You can’t blame your local paper for reporting on the few people each hunting season who never make it home. If kids were involved, that makes it all the more heart wrenching. But if you examine the actual mortality rates as a direct result of hunting as compared to all other sporting activities, you discover you are more likely to be seriously injured or killed in your backyard swimming pool. Of course, most people don’t run around their pool with a loaded rifle.
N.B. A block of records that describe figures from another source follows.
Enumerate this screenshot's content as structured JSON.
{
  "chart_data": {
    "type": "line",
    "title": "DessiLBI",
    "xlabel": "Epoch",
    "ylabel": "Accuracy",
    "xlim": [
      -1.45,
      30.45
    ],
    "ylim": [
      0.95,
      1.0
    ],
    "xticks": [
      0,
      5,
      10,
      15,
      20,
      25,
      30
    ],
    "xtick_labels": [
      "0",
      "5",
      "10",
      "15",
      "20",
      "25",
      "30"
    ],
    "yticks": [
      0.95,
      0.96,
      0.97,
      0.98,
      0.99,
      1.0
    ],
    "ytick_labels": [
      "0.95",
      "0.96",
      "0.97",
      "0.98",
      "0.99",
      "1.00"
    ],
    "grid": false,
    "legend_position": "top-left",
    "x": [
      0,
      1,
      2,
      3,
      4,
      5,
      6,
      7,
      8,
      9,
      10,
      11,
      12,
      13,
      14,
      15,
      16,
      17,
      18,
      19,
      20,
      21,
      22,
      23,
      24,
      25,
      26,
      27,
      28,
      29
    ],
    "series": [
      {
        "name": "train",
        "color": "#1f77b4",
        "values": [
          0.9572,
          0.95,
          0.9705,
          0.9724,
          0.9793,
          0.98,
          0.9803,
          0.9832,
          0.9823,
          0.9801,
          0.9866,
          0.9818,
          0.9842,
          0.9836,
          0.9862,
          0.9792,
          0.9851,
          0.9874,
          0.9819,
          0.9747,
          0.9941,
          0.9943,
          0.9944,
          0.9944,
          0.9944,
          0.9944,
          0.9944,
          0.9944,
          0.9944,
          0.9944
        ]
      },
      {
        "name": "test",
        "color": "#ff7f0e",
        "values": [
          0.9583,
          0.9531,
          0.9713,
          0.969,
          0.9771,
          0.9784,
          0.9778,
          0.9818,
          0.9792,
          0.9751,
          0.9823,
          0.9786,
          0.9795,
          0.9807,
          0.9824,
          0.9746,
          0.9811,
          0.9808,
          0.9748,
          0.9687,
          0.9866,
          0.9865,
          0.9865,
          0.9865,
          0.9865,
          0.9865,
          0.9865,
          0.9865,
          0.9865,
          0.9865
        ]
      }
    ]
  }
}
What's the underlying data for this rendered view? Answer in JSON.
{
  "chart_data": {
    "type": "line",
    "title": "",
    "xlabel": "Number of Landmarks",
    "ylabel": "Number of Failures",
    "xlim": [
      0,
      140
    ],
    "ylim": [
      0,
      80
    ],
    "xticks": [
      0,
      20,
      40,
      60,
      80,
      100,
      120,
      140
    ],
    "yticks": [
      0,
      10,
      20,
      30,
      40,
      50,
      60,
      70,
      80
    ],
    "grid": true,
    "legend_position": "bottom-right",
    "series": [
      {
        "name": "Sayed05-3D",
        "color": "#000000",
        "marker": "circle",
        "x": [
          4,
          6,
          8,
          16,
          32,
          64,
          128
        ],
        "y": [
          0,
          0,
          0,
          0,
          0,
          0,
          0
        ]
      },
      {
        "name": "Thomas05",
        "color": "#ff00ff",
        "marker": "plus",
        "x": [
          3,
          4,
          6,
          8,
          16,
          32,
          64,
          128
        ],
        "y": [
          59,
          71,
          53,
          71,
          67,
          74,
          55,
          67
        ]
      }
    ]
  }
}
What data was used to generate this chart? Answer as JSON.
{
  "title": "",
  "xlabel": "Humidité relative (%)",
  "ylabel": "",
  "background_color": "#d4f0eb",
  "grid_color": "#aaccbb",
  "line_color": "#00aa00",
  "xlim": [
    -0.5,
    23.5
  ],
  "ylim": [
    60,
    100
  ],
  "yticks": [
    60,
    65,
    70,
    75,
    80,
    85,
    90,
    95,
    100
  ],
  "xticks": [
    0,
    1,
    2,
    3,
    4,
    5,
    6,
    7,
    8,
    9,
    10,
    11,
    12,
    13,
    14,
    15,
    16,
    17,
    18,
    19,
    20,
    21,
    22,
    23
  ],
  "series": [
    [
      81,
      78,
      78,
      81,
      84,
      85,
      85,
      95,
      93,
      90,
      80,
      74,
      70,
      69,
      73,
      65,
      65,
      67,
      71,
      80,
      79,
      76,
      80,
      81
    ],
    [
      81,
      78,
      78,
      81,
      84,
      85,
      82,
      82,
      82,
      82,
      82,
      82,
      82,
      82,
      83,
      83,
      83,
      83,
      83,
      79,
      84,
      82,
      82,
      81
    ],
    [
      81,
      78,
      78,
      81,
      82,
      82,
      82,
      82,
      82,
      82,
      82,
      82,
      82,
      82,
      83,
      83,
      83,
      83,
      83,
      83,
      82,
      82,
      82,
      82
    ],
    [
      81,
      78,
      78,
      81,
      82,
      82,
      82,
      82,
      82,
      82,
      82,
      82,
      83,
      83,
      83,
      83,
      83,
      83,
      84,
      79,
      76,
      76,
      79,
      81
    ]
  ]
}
2. Hunting is a drinking club for men.
Everyone needs a release. I am not sure I can paint a better picture than a few beers around the fire late at night. But somehow, we are sold the story of an unshaven brute with an open bottle in one hand and a loaded rifle in the other firing at anything that moves. That makes for an amusing mental picture, but it’s hardly accurate. Every hunter I’ve met seems to follow a variant of two simple rules: (1) If there are kids, there is no booze, and (2) If there is booze, there is no gun. Simple.
3. Hunting is violent.
If you believe this, actually go on a real hunting trip. You may fire your weapon. Once. You may not. The “shoot” part is a tiny portion of the entire event.
Here’s the problem: With fewer and fewer people actually hunting, these three narratives will continue to erroneously define the hunting experience, further driving mainstream people away and discouraging new hunters from joining in.
What’s the solution? Many states have set up training programs to educate young hunters. They also have set aside public land for hunting, and more effectively publicized regulations. That’s a good start, but this is not a “top down” sort of problem state governments can easily solve.
Hunters must become more active in the education of non-hunters. They must organize. They must speak with a unified voice. The myriad of hunting organizations do a notably sorry job of outreach. In the vacuum of public discourse, the one well-organized group – the NRA – controls the bulk of the narrative. I am not sure that is helping engage the widest possible audience.
The rhetorical challenge is deceptively simple, but easy: Convince your average suburban mom from a non-hunting family that sending her children out into the woods with loaded weapons is a good idea. And perhaps, convince her to go along.
Good luck hunters. You are going to need it.